A parabolic cylinder is a three-dimensional surface that can be visualized as the result of translating a parabola along a line perpendicular to its plane. In our case, the surface is described by the equation \( y = x^2 \), which is a classic parabola open upwards in the \(xy\)-plane.
Imagine sliding this parabolic curve along the \(z\)-axis, creating a surface that, when viewed from the side, looks like a set of parallel parabolas stacked on top of each other. This process forms a parabolic cylinder.

• Description: It is not curved in the \(z\)-direction.
• Parameterization: We use \(x\) and \(z\) as parameters to map the surface: \(\vec{r}(x, z) = \langle x, x^2, z \rangle \).
• Boundary: Our problem constrains \(x\) between 0 and 2, and \(z\) between 0 and 3.

Such cylinders are important in physics and engineering problems where parabolic patterns repeat in one direction.

Surface integrals extend the concept of a regular integral over areas rather than lines or curves. They allow us to compute quantities like mass or flux over a surface. In our exercise, we are computing the flux of a velocity field through the surface.

The general idea is to take a small patch of the surface, measure a quantity on this patch, and then sum these measurements across the entire surface. For instance, the flux of a fluid is how much fluid passes through a surface.

• Flux Integral: Given as \( \iint_{S} \mathbf{F} \cdot \mathbf{n} \, dS \), where \( \mathbf{F} \) is the vector field and \( \mathbf{n} \) is the normal vector to the surface.
• Conversion: Change the surface integral to a double integral over a domain by parameterizing the surface.

For our exercise, this takes the form: \( \iint_{D} \mathbf{F}(\vec{r}(x, z)) \cdot \mathbf{n} \, dA \), simplifying the calculation process by working within the parameterized space.

A velocity vector describes both the speed and direction of a moving object. In fluid dynamics, it represents the flow of fluid per unit time. The given velocity vector field for this problem is \( \mathbf{F}(x, y, z)=3z^2 \mathbf{i}+6 \mathbf{j}+6xz \mathbf{k} \).

In this context:

• Components: Understanding \(3z^2 \mathbf{i}\) implies motion along the \(x\) direction varies with \(z\). The term \(6 \mathbf{j}\) indicates a constant velocity component along the \(y\) direction. Lastly, \(6xz \mathbf{k}\) shows how the flow in the \(z\) direction depends on both \(x\) and \(z\).
• Application: The goal is to understand how these components interact with the surface. Evaluating the vector at various points helps describe how the fluid flows across the parabolic cylinder.

Knowing the velocity vector is crucial to predicting fluid flow behavior across surfaces.

The cross product is a mathematical operation that takes two vectors and produces a third vector perpendicular to the plane of the first two. This concept is essential in finding the normal vector to a surface.

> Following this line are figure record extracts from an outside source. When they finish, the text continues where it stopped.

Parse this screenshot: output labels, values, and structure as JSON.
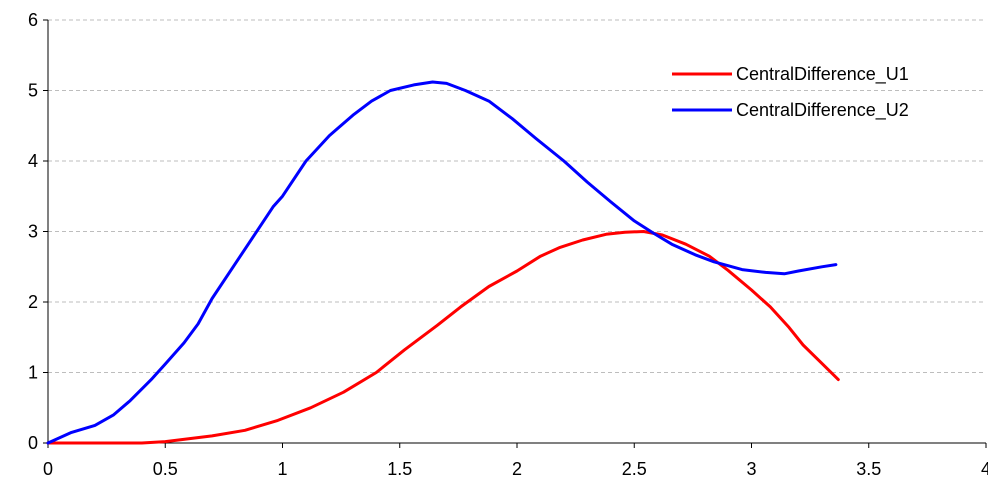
{
  "chart_data": {
    "type": "line",
    "title": "",
    "xlabel": "",
    "ylabel": "",
    "xlim": [
      0,
      4
    ],
    "ylim": [
      0,
      6
    ],
    "x_ticks": [
      "0",
      "0.5",
      "1",
      "1.5",
      "2",
      "2.5",
      "3",
      "3.5",
      "4"
    ],
    "y_ticks": [
      "0",
      "1",
      "2",
      "3",
      "4",
      "5",
      "6"
    ],
    "grid": "horizontal dashed",
    "legend_position": "top-right",
    "series": [
      {
        "name": "CentralDifference_U1",
        "color": "#ff0000",
        "points": [
          [
            0,
            0
          ],
          [
            0.2,
            0
          ],
          [
            0.4,
            0
          ],
          [
            0.5,
            0.02
          ],
          [
            0.6,
            0.06
          ],
          [
            0.7,
            0.1
          ],
          [
            0.84,
            0.18
          ],
          [
            0.98,
            0.32
          ],
          [
            1.12,
            0.5
          ],
          [
            1.26,
            0.72
          ],
          [
            1.4,
            1.0
          ],
          [
            1.52,
            1.32
          ],
          [
            1.66,
            1.67
          ],
          [
            1.76,
            1.93
          ],
          [
            1.88,
            2.22
          ],
          [
            2.0,
            2.44
          ],
          [
            2.1,
            2.65
          ],
          [
            2.18,
            2.77
          ],
          [
            2.28,
            2.88
          ],
          [
            2.38,
            2.96
          ],
          [
            2.46,
            2.99
          ],
          [
            2.54,
            3.0
          ],
          [
            2.62,
            2.95
          ],
          [
            2.72,
            2.82
          ],
          [
            2.82,
            2.65
          ],
          [
            2.9,
            2.45
          ],
          [
            3.0,
            2.17
          ],
          [
            3.08,
            1.93
          ],
          [
            3.16,
            1.64
          ],
          [
            3.22,
            1.39
          ],
          [
            3.3,
            1.13
          ],
          [
            3.37,
            0.9
          ]
        ]
      },
      {
        "name": "CentralDifference_U2",
        "color": "#0000ff",
        "points": [
          [
            0,
            0
          ],
          [
            0.1,
            0.15
          ],
          [
            0.2,
            0.25
          ],
          [
            0.28,
            0.4
          ],
          [
            0.35,
            0.6
          ],
          [
            0.44,
            0.9
          ],
          [
            0.5,
            1.12
          ],
          [
            0.58,
            1.42
          ],
          [
            0.64,
            1.69
          ],
          [
            0.7,
            2.05
          ],
          [
            0.8,
            2.55
          ],
          [
            0.96,
            3.35
          ],
          [
            1.0,
            3.5
          ],
          [
            1.1,
            4.0
          ],
          [
            1.2,
            4.36
          ],
          [
            1.3,
            4.65
          ],
          [
            1.38,
            4.85
          ],
          [
            1.46,
            5.0
          ],
          [
            1.56,
            5.08
          ],
          [
            1.64,
            5.12
          ],
          [
            1.7,
            5.1
          ],
          [
            1.78,
            5.0
          ],
          [
            1.88,
            4.85
          ],
          [
            1.98,
            4.6
          ],
          [
            2.08,
            4.32
          ],
          [
            2.2,
            4.0
          ],
          [
            2.3,
            3.7
          ],
          [
            2.4,
            3.42
          ],
          [
            2.5,
            3.15
          ],
          [
            2.58,
            2.98
          ],
          [
            2.66,
            2.82
          ],
          [
            2.76,
            2.67
          ],
          [
            2.84,
            2.57
          ],
          [
            2.96,
            2.46
          ],
          [
            3.06,
            2.42
          ],
          [
            3.14,
            2.4
          ],
          [
            3.2,
            2.44
          ],
          [
            3.3,
            2.5
          ],
          [
            3.36,
            2.53
          ]
        ]
      }
    ]
  }
}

In our exercise, we find the normal vector \( \mathbf{n} \) by computing the cross product between the partial derivatives of the parameterized surface \( \vec{r}(x, z) = \langle x, x^2, z \rangle \):
\[ \vec{n} = \frac{\partial \vec{r}}{\partial x} \times \frac{\partial \vec{r}}{\partial z} \]

• Normal Vector: The calculation results in \( \vec{n} = \langle 2x, -1, 0 \rangle \), which points outward from the surface.
• Orientation: Determining the correct direction of \( \mathbf{n} \) is critical as it affects the sign of the surface integral for flux calculations.
• Utility: This vector allows us to measure how much of the field \( \mathbf{F} \) passes through the surface normally, crucial for determining net flow through the surface.

The cross product not only finds applications in physics but also in engineering fields where orientations and torques are important.